La ménopause, qui survient aux alentours de cinquante ans chez les femmes, entraîne une perte osseuse significative, due à la cessation de la sécrétion d’œstrogènes par les ovaires. Cette perte osseuse varie d’une femme à l’autre, oscillant entre 0,5 % et 1 % par an pour celles qui perdent peu, et atteignant 3 % à 4 % pour d’autres. En l’espace de dix ans, une femme ménopausée peut ainsi perdre jusqu’à 30 à 40 % de son capital osseux, selon le Pr Bernard Cortet, rhumatologue au CHU de Lille et président sortant du Groupe de Recherche et d’Information sur les Ostéoporoses (GRIO).
EN BREF
- La ménopause entraîne une perte osseuse pouvant aller jusqu’à 40 % en dix ans.
- Une alimentation riche en calcium et en protéines est essentielle pour la santé osseuse.
- Un suivi médical régulier est recommandé pour évaluer les risques d’ostéoporose.

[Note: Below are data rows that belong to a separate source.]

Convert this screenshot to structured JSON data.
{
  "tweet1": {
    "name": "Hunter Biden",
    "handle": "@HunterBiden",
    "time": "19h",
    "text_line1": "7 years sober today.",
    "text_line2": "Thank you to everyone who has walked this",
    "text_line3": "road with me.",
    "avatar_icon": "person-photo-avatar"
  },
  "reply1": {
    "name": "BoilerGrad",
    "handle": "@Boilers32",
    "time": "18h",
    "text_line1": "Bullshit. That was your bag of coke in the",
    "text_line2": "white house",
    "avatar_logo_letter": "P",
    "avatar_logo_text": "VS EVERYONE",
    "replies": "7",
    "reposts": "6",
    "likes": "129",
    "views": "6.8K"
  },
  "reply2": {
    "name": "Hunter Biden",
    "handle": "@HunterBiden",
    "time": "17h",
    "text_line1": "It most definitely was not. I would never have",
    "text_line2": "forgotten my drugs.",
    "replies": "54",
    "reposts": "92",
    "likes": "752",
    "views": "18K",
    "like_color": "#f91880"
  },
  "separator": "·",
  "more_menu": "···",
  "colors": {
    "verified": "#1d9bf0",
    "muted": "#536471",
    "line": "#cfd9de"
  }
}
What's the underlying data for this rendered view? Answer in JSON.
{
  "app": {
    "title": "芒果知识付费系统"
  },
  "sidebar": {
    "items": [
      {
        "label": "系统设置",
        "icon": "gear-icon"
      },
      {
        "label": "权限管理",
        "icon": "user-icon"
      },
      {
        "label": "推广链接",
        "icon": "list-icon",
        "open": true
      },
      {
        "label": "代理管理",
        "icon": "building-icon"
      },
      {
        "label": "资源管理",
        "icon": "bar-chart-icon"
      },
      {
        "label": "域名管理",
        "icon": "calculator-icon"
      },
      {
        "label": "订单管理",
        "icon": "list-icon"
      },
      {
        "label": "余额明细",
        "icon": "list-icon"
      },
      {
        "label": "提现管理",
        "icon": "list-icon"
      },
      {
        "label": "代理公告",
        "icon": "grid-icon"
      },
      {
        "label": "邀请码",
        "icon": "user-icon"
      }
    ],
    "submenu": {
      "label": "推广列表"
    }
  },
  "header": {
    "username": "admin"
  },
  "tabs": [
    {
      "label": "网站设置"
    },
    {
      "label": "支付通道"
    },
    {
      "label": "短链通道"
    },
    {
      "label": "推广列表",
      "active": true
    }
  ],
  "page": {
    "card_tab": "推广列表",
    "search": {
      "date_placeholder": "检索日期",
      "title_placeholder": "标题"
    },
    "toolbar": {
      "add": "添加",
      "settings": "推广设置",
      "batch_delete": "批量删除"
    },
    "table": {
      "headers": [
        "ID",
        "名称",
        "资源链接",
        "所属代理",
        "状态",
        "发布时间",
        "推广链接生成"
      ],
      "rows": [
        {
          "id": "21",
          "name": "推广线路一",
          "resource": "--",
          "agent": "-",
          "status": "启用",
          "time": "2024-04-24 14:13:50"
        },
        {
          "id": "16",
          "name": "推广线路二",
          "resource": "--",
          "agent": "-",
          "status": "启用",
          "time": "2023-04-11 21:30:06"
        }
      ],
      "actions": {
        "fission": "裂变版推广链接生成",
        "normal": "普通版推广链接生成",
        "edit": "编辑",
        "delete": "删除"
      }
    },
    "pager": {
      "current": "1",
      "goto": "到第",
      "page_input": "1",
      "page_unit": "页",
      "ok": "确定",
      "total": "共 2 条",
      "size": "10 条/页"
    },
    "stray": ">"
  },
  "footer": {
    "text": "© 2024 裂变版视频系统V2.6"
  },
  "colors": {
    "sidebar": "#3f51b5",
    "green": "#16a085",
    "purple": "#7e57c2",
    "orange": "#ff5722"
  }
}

Cette situation place les femmes à un risque accru de développer une ostéoporose, une maladie caractérisée par une fragilité osseuse. En effet, environ 40 % des femmes après la ménopause sont concernées, ce qui peut entraîner des fractures, parfois graves, sans traumatisme majeur. Les fractures de la hanche, du bassin ou des vertèbres représentent des complications sérieuses qu’il est crucial de prévenir.
Conseils pour prévenir l’ostéoporose
La prévention de l’ostéoporose passe en grande partie par des recommandations sur l’hygiène de vie. Le Pr Cortet souligne l’importance d’un apport alimentaire adéquat, notamment en calcium. Des études ont établi un lien direct entre l’apport en calcium et le risque d’ostéoporose. Pour cela, il est conseillé de consommer 2 à 3 produits laitiers par jour, en privilégiant les produits fermentés tels que le yaourt et le fromage blanc, qui ont un effet bénéfique sur la santé osseuse.
Les protéines, qu’elles soient d’origine animale ou végétale, jouent également un rôle clé dans le maintien de la santé osseuse. Il est recommandé de consommer environ 0,83 g de protéines par kilo de poids corporel chaque jour. En parallèle, l’activité physique est essentielle. Les exercices en charge, tels que la marche, la course à pied, ou des sports comme le tennis, sont particulièrement bénéfiques. Ces activités permettent un contact direct avec le sol, ce qui stimule la santé des os.
De plus, les exercices de renforcement musculaire, comme le Pilates, sont également conseillés. En effet, la contraction des muscles contribue à la solidité osseuse grâce à un phénomène appelé « mécanostat », qui traduit les signaux mécaniques en réponses biologiques favorables pour les os.
Autres facteurs à considérer
Il est également crucial de ne pas fumer et de limiter la consommation d’alcool, car ces habitudes peuvent nuire à la santé osseuse. Pour les femmes ménopausées, une supplémentation en vitamine D peut s’avérer bénéfique, surtout si un déficit est constaté. Par ailleurs, le traitement hormonal de la ménopause (THM) peut être envisagé pour certaines femmes, car il aide à prévenir la perte osseuse et les fractures ostéoporotiques. Il est impératif de discuter de ces options avec un médecin afin d’évaluer les bénéfices et les risques.
En ce qui concerne les traitements médicamenteux anti-ostéoporotiques, tels que les biphosphonates ou le denosumab, ils ne sont généralement pas nécessaires au début de la ménopause, sauf dans des cas particuliers. Ces traitements sont davantage réservés aux femmes plus âgées ayant déjà une ostéoporose identifiée ou des antécédents de fractures. Les spécialistes du GRIO recommandent également que la densitométrie osseuse soit effectuée systématiquement chez les femmes d’environ 60 ans, surtout celles présentant des facteurs de risque tels qu’une ménopause précoce ou un faible poids.
Cette approche permet un suivi personnalisé et adapté, essentiel pour prévenir l’évolution de la maladie par des mesures tant non médicamenteuses que médicamenteuses.